Paul Goodwin

Scars Review - Netrhythms

Published on Mon 2 Feb 2009

"A leading light on the Cambridge scene, Ilford ex pat Goodwin's 14 track debut album will go down nicely with those appreciate finely written simple acoustic guitar folk music of the early Al Stewart and Nick Drake variety. Written over the course of eight years from 1999 to 2007, you have to conclude that he doesn't have a great deal of luck with women since most of them seem to be about getting the elbow, being churned up over past lovers, and brittle relationships coming apart. Even when, as on the deftly fingerpicked So Finally A Love Song, things seem to be going well he can't help feeling he's trying too hard. And, if shatters of the heart weren't enough to pile on the pessimism and gloom, In Sure And Certain Hope has him singing about a particularly depressing funeral.

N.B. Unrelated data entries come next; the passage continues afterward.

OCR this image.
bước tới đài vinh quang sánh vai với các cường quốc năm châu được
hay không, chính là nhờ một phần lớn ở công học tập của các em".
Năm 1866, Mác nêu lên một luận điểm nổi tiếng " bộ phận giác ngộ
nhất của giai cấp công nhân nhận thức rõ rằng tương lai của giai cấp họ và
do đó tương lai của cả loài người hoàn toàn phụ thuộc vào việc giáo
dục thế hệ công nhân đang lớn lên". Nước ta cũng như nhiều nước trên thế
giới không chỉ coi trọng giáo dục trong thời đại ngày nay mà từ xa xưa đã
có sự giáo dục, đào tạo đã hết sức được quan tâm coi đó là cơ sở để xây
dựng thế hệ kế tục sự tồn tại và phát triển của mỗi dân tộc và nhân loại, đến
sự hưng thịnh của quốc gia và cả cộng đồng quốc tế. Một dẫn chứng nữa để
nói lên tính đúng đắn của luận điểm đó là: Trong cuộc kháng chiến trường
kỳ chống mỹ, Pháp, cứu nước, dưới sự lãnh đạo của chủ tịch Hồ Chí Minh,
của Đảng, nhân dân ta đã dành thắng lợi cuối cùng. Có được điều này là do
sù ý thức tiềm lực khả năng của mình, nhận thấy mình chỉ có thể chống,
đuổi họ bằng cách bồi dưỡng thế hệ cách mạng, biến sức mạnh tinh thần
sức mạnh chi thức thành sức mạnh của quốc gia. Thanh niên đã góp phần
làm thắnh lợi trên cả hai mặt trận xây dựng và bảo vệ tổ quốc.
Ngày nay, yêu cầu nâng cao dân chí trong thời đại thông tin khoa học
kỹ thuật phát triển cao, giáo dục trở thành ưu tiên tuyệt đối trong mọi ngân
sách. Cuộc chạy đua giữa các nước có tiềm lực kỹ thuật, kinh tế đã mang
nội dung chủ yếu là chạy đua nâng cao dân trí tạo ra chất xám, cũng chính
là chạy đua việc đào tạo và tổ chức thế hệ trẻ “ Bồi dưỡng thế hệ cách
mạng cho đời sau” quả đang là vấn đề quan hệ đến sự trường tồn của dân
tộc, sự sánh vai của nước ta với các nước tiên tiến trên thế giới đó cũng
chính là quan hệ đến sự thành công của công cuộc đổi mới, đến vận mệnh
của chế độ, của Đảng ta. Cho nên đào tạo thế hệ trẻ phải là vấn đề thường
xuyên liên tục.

Musically the predominant stylistic template is illustrated by such bare boned numbers as Radio Silence, One Off, Edinburgh, Phosphorous Burn and the cello laced Sleep Tonight, all of which seem designed to be played in the disconsolate wee hours at the end of bedsit parties as the ash trays overflow and everyone's feeling introspective.

There are, though, some swerves. The trad tinged shantyish Losing Out To Bullethead flexes muscles with drums, bass and accordion, the chugging rhythm 60 Miles With A Slow Puncture harks to the pop punk folk of formative Billy Bragg, while Borderline's bitter tale of rows and recriminations (All the way home you were screaming "I'm not the one who's in the wrong".) builds to a real storm of distorted guitar noise.

The violin backed Watertight with its air of 60s college folk (Stewart, Atkin, Harper) and looking through the windows on rainy Sunday afternoons is the album high point, but everything here marks Goodwin out as a name deserving to be pulling in the crowds in clubs across the land."